Keep Care of Your Ongoing Health
At Honu Women’s Health, we strive to support women who have experienced a miscarriage or are at increased risk of miscarriage in special ways. We understand how emotionally traumatic miscarriage can be at any stage of pregnancy, which is why we believe in caring for a mother’s physical and mental health during this difficult time. Supporting our patients who are recovering from a miscarriage is a delicate matter that we always take seriously.
Experiencing recurrent miscarriages is among the hardest issues a woman may face in her life. We understand the emotional toll recurrent miscarriages take on a woman and her family, and our goal is to be a constant source of support during this troubling and stressful time. As our patient, you can rest assured that we will investigate the underlying cause of your miscarriages thoroughly to try to discover what triggers them.

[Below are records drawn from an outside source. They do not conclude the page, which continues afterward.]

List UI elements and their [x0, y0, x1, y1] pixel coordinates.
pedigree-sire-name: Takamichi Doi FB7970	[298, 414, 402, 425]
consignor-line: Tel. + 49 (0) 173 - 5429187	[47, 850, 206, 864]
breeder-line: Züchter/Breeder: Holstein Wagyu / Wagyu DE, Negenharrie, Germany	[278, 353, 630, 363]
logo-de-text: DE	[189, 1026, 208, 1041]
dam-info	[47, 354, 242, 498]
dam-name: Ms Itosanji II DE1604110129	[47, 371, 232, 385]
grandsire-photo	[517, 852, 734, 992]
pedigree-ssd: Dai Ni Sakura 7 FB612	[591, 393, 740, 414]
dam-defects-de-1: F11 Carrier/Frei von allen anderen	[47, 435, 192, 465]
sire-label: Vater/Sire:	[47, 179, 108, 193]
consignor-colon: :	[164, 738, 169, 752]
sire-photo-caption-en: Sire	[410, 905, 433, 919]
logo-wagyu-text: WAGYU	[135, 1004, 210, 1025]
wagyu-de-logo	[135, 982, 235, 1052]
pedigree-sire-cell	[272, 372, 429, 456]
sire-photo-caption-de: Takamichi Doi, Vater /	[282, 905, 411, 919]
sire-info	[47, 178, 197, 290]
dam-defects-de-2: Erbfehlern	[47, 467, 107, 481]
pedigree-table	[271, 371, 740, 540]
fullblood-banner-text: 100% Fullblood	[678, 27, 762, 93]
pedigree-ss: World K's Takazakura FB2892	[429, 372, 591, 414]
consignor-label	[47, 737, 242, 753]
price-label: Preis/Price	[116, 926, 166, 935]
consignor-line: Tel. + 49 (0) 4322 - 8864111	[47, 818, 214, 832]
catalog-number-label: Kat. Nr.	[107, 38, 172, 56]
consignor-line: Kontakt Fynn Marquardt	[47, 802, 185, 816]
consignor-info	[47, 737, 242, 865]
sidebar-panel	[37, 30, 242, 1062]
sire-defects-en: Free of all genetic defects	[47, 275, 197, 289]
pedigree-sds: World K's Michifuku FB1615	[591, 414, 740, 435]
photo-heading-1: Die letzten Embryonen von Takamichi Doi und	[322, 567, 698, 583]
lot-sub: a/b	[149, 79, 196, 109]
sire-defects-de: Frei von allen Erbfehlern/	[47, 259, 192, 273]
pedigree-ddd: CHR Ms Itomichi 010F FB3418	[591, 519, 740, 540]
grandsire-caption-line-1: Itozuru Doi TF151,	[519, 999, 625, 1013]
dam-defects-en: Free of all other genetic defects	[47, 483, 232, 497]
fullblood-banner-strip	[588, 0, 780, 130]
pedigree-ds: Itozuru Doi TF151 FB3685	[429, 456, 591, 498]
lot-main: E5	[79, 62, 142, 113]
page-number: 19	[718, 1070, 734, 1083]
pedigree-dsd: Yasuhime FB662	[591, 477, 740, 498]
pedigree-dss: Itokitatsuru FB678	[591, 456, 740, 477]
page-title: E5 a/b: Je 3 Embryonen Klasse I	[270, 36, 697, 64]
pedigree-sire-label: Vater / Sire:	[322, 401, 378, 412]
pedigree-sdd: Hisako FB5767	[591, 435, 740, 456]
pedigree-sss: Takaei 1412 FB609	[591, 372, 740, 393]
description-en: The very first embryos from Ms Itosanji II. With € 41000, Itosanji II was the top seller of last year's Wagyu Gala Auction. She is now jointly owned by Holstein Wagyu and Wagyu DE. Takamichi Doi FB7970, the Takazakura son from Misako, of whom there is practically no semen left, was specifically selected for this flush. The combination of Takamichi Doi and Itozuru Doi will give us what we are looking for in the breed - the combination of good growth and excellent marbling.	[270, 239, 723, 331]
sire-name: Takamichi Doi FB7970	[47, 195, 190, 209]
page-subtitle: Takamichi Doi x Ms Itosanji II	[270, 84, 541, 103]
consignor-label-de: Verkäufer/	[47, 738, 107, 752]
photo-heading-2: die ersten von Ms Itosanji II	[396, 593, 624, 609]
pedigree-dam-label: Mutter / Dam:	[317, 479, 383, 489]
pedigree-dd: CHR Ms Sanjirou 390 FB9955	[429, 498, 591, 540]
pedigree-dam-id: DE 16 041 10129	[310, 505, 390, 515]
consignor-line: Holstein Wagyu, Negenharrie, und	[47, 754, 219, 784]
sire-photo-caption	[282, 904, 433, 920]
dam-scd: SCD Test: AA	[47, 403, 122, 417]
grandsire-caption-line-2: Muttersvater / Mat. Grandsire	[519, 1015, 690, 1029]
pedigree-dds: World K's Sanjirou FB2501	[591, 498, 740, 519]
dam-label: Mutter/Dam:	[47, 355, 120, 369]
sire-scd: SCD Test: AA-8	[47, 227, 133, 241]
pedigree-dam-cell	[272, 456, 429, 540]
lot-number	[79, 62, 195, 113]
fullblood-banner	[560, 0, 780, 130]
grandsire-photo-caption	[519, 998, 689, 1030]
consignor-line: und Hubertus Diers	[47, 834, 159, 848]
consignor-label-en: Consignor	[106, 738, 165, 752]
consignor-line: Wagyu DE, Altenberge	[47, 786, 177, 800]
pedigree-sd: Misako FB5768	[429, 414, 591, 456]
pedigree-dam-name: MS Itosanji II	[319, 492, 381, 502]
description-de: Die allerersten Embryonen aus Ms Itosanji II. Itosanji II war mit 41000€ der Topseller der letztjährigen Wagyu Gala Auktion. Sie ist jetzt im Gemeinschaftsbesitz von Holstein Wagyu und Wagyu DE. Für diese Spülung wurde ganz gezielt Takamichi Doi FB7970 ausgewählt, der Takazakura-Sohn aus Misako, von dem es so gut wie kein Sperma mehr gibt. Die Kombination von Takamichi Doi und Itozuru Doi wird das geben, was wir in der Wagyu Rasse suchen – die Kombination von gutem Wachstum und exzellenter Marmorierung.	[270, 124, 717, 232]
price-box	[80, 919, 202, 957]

There could be genetic or anatomical abnormalities causing recurrent miscarriages. Other types of medical conditions that can increase the risk of recurrent miscarriages include:
- Antiphospholipid syndrome (a disorder in which the immune system mistakenly attacks normal blood proteins)
- Thyroid or hormonal issues
- Fibroids and polyps
- Asherman’s syndrome (the existence of scar tissue in the uterus)
Life After Miscarriage
If you are facing any of these issues surrounding miscarriage, do not lose hope. There are a wide variety of options that Dr. Sultan can recommend that involve lifestyle changes, medications, surgery, or genetic tests. We will work hard to develop a personalized plan to carry a healthy pregnancy based on your unique health profile—and we will be here to support you on your pregnancy journey every step of the way.